Nandita Dinesh holds a PhD in Drama from the University of Cape Town in South Africa and an MA in Performance Studies from the Tisch School of the Arts at New York University. Focused on the role that theatre and writing can play during and after violent conflict, Nandita has conducted community-based theatre projects in Kashmir, India, Mexico, Costa Rica, Guatemala, Rwanda, Uganda, Kenya, and Zimbabwe. She has written multiple books about her work and in 2017, she was awarded the Elliott Hayes Award for Outstanding Achievement in Dramaturgy by Literary Managers and Dramaturgs of the Americas. This Place That Place is her first novel, published by Melville House.

Nandita will be celebrating This Place That Place in our City Lights LIVE! virtual event series on Tuesday, June 14th, 2022! in conversation with Shobha Rao.


Where are you writing to us from? 

The same place that City Lights calls home, San Francisco!

What has been most important for you, personally/artistically/habitually, during the pandemic?

There are many, many things/people/habits/ideas that have kept me going through the pandemic, each of which has been/continues to be significant in different ways:

  • My creatures: human & canine  
  • Writing
  • Running
  • Writing
  • Whiskey
  • Writing
  • Grief
  • Writing
  • Cooking
  • Writing
  • Counting down the days until I get to go back to India
  • Wri — you get the picture.

Which writers, artists, and others influence your work in general, and this book, specifically?

It’s the same folks that I’d name on both counts—for how they’ve influenced my work, in general, and This Place That Place, in particular: Manuel Puig, Arundhati Roy, Marina Abramović, Griselda Gambaro, Sarah Kane, Ngũgĩ wa Thiong’o, the Zapatista formerly known as Subcomandante Marcos, and the Surrealist Manifesto.

What books are you reading right now and would you recommend any to others? 

Ever since I started my more formal journey as a writer—probably around 2015—I’ve become a very utilitarian reader. I read when there is something I’m looking to augment in my writing: like reading existing scholarship around Immersive Theatre and Theatre & War when I was in the world of academic writing, for instance. Beyond that, I prefer not to read. 

Unfortunately, I’ve found that my voice as a writer becomes heavily influenced by whatever I am reading at a given moment and since so much of what I value about the writing process is a quest to find the right form—a unique voice—for the content I’d like to explore, reading has the unfortunate consequence of making me (think I) sound like someone else.

If you opened a bookstore, where would it be located, what would it be called, and what would your bestseller be?

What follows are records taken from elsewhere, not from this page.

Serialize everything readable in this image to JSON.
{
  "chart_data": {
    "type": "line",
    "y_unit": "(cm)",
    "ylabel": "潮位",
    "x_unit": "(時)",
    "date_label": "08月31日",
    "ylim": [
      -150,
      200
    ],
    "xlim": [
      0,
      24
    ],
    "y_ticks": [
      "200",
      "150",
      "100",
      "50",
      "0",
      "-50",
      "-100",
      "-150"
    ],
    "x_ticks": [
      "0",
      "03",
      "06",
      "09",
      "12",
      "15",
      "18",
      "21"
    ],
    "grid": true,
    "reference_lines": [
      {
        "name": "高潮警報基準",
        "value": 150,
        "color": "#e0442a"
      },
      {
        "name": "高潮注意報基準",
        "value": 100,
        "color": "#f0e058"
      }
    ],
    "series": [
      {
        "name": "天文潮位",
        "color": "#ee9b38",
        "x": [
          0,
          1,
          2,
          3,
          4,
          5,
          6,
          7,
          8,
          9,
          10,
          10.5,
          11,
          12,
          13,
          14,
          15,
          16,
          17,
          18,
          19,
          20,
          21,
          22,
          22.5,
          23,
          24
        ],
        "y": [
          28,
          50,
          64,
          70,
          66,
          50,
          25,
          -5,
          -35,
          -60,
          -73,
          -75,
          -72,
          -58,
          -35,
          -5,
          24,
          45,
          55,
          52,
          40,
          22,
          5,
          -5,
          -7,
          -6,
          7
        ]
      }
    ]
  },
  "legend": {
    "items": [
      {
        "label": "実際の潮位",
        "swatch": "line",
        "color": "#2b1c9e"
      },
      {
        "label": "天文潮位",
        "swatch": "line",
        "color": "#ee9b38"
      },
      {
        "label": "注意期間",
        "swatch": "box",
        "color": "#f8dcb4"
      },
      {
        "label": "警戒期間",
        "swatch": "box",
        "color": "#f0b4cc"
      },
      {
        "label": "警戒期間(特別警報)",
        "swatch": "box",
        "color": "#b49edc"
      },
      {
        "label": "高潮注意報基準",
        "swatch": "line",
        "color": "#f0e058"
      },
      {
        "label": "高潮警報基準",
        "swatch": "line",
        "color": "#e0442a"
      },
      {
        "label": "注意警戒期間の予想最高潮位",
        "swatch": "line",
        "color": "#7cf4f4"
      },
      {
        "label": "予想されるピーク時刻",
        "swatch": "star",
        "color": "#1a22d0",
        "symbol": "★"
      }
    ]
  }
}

A mobile bookstore. The kind that I could take to parts of the world where books are not widely accessible; spaces where other realities are not easily imaginable. Books that constantly change: carefully curated for each particular context; books that can be read in different languages, yes, but also those that can be experienced through different senses. Books that can be heard and smelled and tasted … whatever that means.

Such a mobile shape-shifting store of book-worlds cannot have only one best-seller, no? Each book would have to be valued on its own terms. In its own language. Within the specific frames of reference of those who experience it.

Do I sound a little bit sanctimonious?

I do, don’t I?

Maybe the store should be called “Soap Box?”